Curitiba, es una ciudad brasileña, capital del estado de Paraná, localizada en el primer altiplano paranaense. De acuerdo con la estimación de 2006, su población es de 1.764.540 habitantes, siendo la mayor ciudad del sur del país.
Curitiba es una ciudad pionera en el desarrollo urbano sostenible. Desde hace cuatro décadas viene viendo descender su índice de criminalidad, sus ciudadanos gozan de un comparativo mejor nivel de vida y ha frenado la contaminación. Las claves de este ecodesarrollo urbano radican fundamentalmente en la voluntad política municipal, que se ha mantenido invariable en abordar la problemática urbanística de una forma coherente y radical.
Como puede notarse, no tiene rasgos particularmente sobresalientes y, sin embargo, es conocida como la «ciudad-modelo». ¿Cómo es posible esto?
Es que este proceso se ha llevado a cabo gracias al desarrollo de un nuevo proyecto urbano promovido por un equipo multidisciplinar de arquitectos, urbanistas, ingenieros, economistas, sociólogos y otros técnicos. Pero a esto se suma -y con tanta importancia como lo anterior- un fuerte sentimiento de pertenencia por parte de sus ciudadanos. Porque Curitiba no es sólo una referencia ecológica para el mundo, sino que es una ciudad poblada por individuos que aman el lugar donde viven.
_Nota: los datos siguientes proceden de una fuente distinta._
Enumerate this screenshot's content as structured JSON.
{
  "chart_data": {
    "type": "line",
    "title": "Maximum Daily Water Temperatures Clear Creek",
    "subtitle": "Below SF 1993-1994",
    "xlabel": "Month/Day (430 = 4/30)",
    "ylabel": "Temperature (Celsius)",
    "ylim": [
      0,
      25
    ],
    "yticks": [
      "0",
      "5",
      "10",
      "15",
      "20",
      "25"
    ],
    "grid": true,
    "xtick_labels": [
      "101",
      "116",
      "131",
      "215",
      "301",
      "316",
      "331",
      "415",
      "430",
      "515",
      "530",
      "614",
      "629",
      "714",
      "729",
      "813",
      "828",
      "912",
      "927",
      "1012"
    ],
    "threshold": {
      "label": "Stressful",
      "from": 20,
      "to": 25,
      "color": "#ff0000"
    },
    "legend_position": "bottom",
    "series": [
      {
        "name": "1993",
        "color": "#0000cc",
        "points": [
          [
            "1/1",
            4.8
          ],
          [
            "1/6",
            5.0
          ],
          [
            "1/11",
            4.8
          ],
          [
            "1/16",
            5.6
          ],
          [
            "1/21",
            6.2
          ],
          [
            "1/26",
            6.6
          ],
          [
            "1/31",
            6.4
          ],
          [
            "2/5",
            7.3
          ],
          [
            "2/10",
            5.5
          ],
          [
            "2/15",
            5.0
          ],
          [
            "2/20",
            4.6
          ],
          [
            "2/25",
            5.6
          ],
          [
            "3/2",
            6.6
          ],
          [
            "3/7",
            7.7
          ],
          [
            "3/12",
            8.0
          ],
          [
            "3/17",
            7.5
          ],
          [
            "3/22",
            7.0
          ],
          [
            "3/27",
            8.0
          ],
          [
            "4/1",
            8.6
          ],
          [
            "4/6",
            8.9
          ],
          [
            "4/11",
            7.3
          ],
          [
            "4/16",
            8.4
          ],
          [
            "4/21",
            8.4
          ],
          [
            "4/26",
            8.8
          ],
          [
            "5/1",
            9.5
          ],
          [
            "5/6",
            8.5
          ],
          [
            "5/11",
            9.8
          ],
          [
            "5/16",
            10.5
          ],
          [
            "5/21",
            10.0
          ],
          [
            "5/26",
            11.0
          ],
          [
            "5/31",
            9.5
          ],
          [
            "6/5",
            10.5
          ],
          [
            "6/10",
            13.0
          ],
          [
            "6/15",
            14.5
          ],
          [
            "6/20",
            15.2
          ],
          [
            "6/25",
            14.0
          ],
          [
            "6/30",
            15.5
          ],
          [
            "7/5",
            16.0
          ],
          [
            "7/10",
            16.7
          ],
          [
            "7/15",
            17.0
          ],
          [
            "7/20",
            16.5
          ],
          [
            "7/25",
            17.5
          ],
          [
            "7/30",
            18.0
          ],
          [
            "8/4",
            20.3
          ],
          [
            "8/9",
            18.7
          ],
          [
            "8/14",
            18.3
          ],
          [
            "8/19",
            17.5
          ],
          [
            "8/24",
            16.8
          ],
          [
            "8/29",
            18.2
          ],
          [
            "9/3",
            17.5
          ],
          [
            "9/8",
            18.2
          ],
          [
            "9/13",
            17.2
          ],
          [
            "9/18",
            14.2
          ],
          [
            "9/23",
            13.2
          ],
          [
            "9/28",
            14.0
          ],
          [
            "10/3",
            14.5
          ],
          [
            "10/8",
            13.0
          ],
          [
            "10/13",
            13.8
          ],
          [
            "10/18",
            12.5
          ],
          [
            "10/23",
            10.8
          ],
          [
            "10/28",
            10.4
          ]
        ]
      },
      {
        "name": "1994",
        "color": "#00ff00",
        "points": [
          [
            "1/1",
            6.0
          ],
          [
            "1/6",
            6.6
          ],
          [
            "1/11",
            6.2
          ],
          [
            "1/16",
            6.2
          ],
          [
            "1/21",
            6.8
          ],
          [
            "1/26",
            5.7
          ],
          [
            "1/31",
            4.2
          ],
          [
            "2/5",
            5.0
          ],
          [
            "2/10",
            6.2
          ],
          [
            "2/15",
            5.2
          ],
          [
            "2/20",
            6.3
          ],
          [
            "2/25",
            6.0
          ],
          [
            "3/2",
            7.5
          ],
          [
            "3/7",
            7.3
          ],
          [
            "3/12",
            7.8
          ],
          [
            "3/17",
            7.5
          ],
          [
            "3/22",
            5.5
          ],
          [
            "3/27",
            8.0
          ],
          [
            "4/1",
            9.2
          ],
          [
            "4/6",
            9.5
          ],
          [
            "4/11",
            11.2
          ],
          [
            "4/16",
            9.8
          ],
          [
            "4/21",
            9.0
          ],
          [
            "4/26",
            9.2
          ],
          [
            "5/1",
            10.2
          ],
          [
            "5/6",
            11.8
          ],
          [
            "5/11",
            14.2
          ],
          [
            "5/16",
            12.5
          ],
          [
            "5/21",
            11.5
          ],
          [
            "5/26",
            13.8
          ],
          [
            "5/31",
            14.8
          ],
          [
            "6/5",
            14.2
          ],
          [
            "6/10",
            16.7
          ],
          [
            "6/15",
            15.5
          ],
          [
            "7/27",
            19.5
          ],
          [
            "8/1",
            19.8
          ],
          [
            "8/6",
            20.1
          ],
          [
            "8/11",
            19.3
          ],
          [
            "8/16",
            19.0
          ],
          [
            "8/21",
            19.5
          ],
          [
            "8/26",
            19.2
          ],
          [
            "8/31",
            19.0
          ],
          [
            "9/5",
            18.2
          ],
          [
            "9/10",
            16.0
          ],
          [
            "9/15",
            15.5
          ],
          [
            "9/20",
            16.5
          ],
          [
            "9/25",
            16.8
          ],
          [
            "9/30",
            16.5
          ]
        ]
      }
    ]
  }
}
Es decir que la idea de «desarrollo sostenible» se cumple, porque además de conservar el medio natural, los curitibanos están comprometidos con mantener su ciudad limpia y con verla crecer cada día.
Por lo tanto, el caso de Curitiba es un precedente ejemplar en una América Latina donde lo más común suele ser empezar de nuevo, abandonando los proyectos y los resultados anteriores, en lugar de acumular certezas.
Sistema de transporte
El transporte es un aspecto clave en la preservación del medio ambiente en Curitiba, y se lo considera la columna vertebral de su funcionamiento.
¿Por qué? Su eficiencia se debe básicamente a la tecnología y la planificación. Este sistema ahorra tiempo a sus usuarios, gasta menos combustible y evita la contaminación. Además, permite que el ciudadano haga varios trayectos con sólo un pasaje; lo que contribuye al presupuesto de las familias. Al quitar los taquilleros se confió en que si el ciudadano recibe un buen transporte lo paga. A su vez, al enfatizar el desarrollo del transporte colectivo contra el individual, se evita en gran medida la contaminación del ambiente.
Lo que es más sorprendente del eficaz sistema de transporte público de Curitiba es que la propiedad de los autobuses pertenece a una decena de empresas privadas distintas. Una eficaz gestión municipal desde la empresa concesionaria pública URBS permite que sea un sistema altamente rentable y a su vez aporte unas ganancias que se reinvierten en la ciudad.
Sistema de Parques
La segunda gran característica de Curitiba es el inmenso sistema de parques, los cuales tienen la función de servir de drenaje de todo el territorio. La política de creación de áreas verdes ha sido tan intensa que se pasó en 20 años de 0,5 m2 de área verde por habitante a 50 m2.Una parte importante de estos parques se ha situado en antiguas canteras y recintos industriales, lo cual ha permitido unas intervenciones mínimas y graduales para irlos regenerando y haciendo utilizables por la ciudadanía. Y esta humanización de la ciudad ha ido emparejada a la peatonalización de la parte histórica. De ello fue emblemática la rápida acción llevada a cabo en el invierno de 1972, cuando un grupo de ciudadanos, durante la noche, de manera organizada y no prevista por las autoridades, destruyeron el asfalto de la calle principal, con picos, perforadoras y palas mecánicas, consiguiendo robar espacio al automóvil para convertirlo en la primera calle peatonal. Un precedente de lo que iba a ser Curitiba en el futuro.